Pakistan is a federal parliamentary republic, plagued by a chronic indeterminacy between the military and the political-civil spheres. If historically the military has ruled Pakistan for about half of its history, from the first military dictatorship of General Ayub Khan (1957-68), passing through the second line of General Muhammad Zia ul-Haq (1977-88), until the presidency of Musharraf (1999-2007), a substantial duopoly in the management of political power can still be recognized today. The main elective institutions, such as the presidency and the parliament, while formally holding full legislative and executive sovereignty, are de facto subjected to the strong conditioning of the military leaders. The headquarters in Rawalpindi, the country’s military capital, continues to exert a decisive influence in terms of foreign policy and national security as well as in the management of the Pakistani nuclear program.

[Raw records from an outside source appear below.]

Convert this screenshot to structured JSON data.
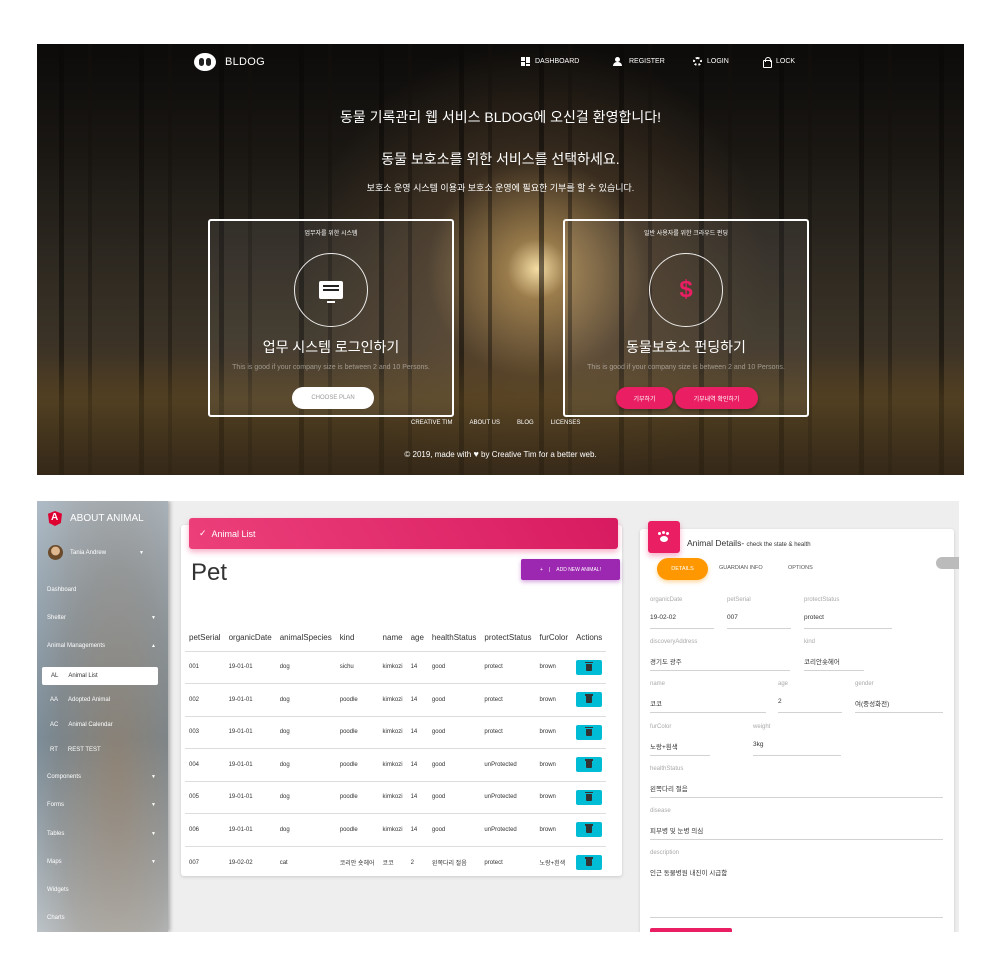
{
  "hero": {
    "brand": "BLDOG",
    "nav": [
      {
        "label": "DASHBOARD",
        "icon": "dashboard-icon"
      },
      {
        "label": "REGISTER",
        "icon": "person-add-icon"
      },
      {
        "label": "LOGIN",
        "icon": "fingerprint-icon"
      },
      {
        "label": "LOCK",
        "icon": "lock-icon"
      }
    ],
    "title1": "동물 기록관리 웹 서비스 BLDOG에 오신걸 환영합니다!",
    "title2": "동물 보호소를 위한 서비스를 선택하세요.",
    "title3": "보호소 운영 시스템 이용과 보호소 운영에 필요한 기부를 할 수 있습니다.",
    "card1": {
      "category": "업무자를 위한 시스템",
      "title": "업무 시스템 로그인하기",
      "desc": "This is good if your company size is between 2 and 10 Persons.",
      "button": "CHOOSE PLAN"
    },
    "card2": {
      "category": "일반 사용자를 위한 크라우드 펀딩",
      "title": "동물보호소 펀딩하기",
      "desc": "This is good if your company size is between 2 and 10 Persons.",
      "button1": "기부하기",
      "button2": "기부내역 확인하기"
    },
    "footer_links": [
      "CREATIVE TIM",
      "ABOUT US",
      "BLOG",
      "LICENSES"
    ],
    "copyright_pre": "© 2019, made with",
    "copyright_post": "by Creative Tim for a better web."
  },
  "sidebar": {
    "logo": "ABOUT ANIMAL",
    "user": "Tania Andrew",
    "items": [
      "Dashboard",
      "Shelter",
      "Animal Managements"
    ],
    "sub_items": [
      {
        "abbr": "AL",
        "label": "Animal List"
      },
      {
        "abbr": "AA",
        "label": "Adopted Animal"
      },
      {
        "abbr": "AC",
        "label": "Animal Calendar"
      },
      {
        "abbr": "RT",
        "label": "REST TEST"
      }
    ],
    "items2": [
      "Components",
      "Forms",
      "Tables",
      "Maps",
      "Widgets",
      "Charts"
    ]
  },
  "animal_list": {
    "header": "Animal List",
    "title": "Pet",
    "add_button": "ADD NEW ANIMAL!",
    "columns": [
      "petSerial",
      "organicDate",
      "animalSpecies",
      "kind",
      "name",
      "age",
      "healthStatus",
      "protectStatus",
      "furColor",
      "Actions"
    ],
    "rows": [
      [
        "001",
        "19-01-01",
        "dog",
        "sichu",
        "kimkozi",
        "14",
        "good",
        "protect",
        "brown"
      ],
      [
        "002",
        "19-01-01",
        "dog",
        "poodle",
        "kimkozi",
        "14",
        "good",
        "protect",
        "brown"
      ],
      [
        "003",
        "19-01-01",
        "dog",
        "poodle",
        "kimkozi",
        "14",
        "good",
        "protect",
        "brown"
      ],
      [
        "004",
        "19-01-01",
        "dog",
        "poodle",
        "kimkozi",
        "14",
        "good",
        "unProtected",
        "brown"
      ],
      [
        "005",
        "19-01-01",
        "dog",
        "poodle",
        "kimkozi",
        "14",
        "good",
        "unProtected",
        "brown"
      ],
      [
        "006",
        "19-01-01",
        "dog",
        "poodle",
        "kimkozi",
        "14",
        "good",
        "unProtected",
        "brown"
      ],
      [
        "007",
        "19-02-02",
        "cat",
        "코리안 숏헤어",
        "코코",
        "2",
        "왼쪽다리 절음",
        "protect",
        "노랑+흰색"
      ]
    ]
  },
  "details": {
    "title": "Animal Details-",
    "subtitle": "check the state & health",
    "tabs": [
      "DETAILS",
      "GUARDIAN INFO",
      "OPTIONS"
    ],
    "fields": {
      "organicDate": {
        "label": "organicDate",
        "value": "19-02-02"
      },
      "petSerial": {
        "label": "petSerial",
        "value": "007"
      },
      "protectStatus": {
        "label": "protectStatus",
        "value": "protect"
      },
      "discoveryAddress": {
        "label": "discoveryAddress",
        "value": "경기도 광주"
      },
      "kind": {
        "label": "kind",
        "value": "코리안숏헤어"
      },
      "name": {
        "label": "name",
        "value": "코코"
      },
      "age": {
        "label": "age",
        "value": "2"
      },
      "gender": {
        "label": "gender",
        "value": "여(중성화전)"
      },
      "furColor": {
        "label": "furColor",
        "value": "노랑+흰색"
      },
      "weight": {
        "label": "weight",
        "value": "3kg"
      },
      "healthStatus": {
        "label": "healthStatus",
        "value": "왼쪽다리 절음"
      },
      "disease": {
        "label": "disease",
        "value": "피부병 및 눈병 의심"
      },
      "description": {
        "label": "description",
        "value": "인근 동물병원 내진이 시급함"
      }
    }
  }
}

The role of the secret services, Inter-Services Intelligence (Isi), which maintain a historically ambiguous relationship both with the executive and with the rest of the military apparatus, is one of the major issues that complicate the already precarious balance in relations between civilians and military. If the vision of the Isias ‘state within state’ may appear excessive, it is also true that the Pakistani secret services, which formally answer to the prime minister, maintain a good margin of independent action and that the danger of a radicalization of some of their sectors is considered a source of worry. If we add to the precariousness of this equilibrium the proliferation of internal fundamentalist groups and the turbulence of entire regions of the national territory, where Islamabad is unable to deploy a widespread and effective control, one immediately senses the uncertainty that prevails about the present and the future. neighbor of the country. For Pakistan political system, please check equzhou.
The range of possible scenarios constantly being examined by diplomacy around the world is really wide: from the possibility that the country starts on the tracks of democratic consolidation to the risk that an implosion of the political-institutional system transforms Pakistan into a ‘failed state’, passing through the possibility that the military organize a new coup, dragging the state towards an authoritarian drift, or even that radical political positions can prevail, pushing Pakistani democracy towards Islamization. Of the four options, that of democratic consolidation, on which the major interests of the international community converge and above all of the actors most involved in the area, clash with multiple internal factors, endemic to the Pakistani system, which keep it from being fully realized. Among these, in addition to the already mentioned delicate cohabitation between civil power and military power, there is the substantial weakness of the Pakistani parties, the failure to renew the national political leadership, a chronic inability of civil governments to carry out their mandates and still corruption rampant, which innervates all branches of the administration. The fact that in the last decade of civilian rule, from 1988 to 1998, the executives were led alternately by Benazir Bhutto (former leader of the PPP) and by Nawaz Sharif (leader of the Pakistan Muslim League, PML-N, current prime minister), is the most emblematic example of the difficulties afflicting Pakistani democracy. In November 2013, former army chief, and gray eminence of Pakistani politics, Ashfaq Pervez Kayani gave way to General Raheel Sharif, who, unlike his predecessors, appears to consider jihadist terrorism, and mainly the Pakistani Taliban, the greatest threat to the country. This change seemed to open the door to greater community of purpose between Pakistani military and civilian circles, and to greater collaboration with the United States in the fight against terrorism in the border areas between Pakistan and Afghanistan.
From the point of view of domestic politics, Pakistan recorded in May 2013, for the first time in 66 years of history, the historic handover of power between two democratically elected civil governments. The Pakistan Muslim League (PML-N), a conservative center-right party, emerged as the winner. Nawaz Sharif, leader of the party and former Prime Minister twice (between November 1990 and July 1993 and between February 1997 and October 1999) therefore began his third term. The PML-N governs with a solid majority in the national assembly, the lower house, where it holds 190 seats out of the 342 available. In the elections for the renewal of a third of the Senate, in March 2015, the PML-N managed to steal many votes from rival PPP, who nevertheless still holds the majority, even if only for one seat.
The institutionalization and sedimentation of democratic political practices is finally severely tested by the instability that characterizes Pakistani society, crossed by profound ethnic-religious conflicts and strongly conditioned by internal political terrorism which, especially in recent years, has not only repeatedly bloodied cities and regions of the country, but has also affected leading political figures: from former Prime Minister Benazir Bhutto, killed in December 2007 during the electoral campaign, to the governor of the important Punjab region, Salman Taseer, assassinated in January of 2011 for having criticized the blasphemy law, up to the Catholic Shahbaz Bhatti, minister for religious minorities, who fell at the hands of members of fundamentalism in March 2011.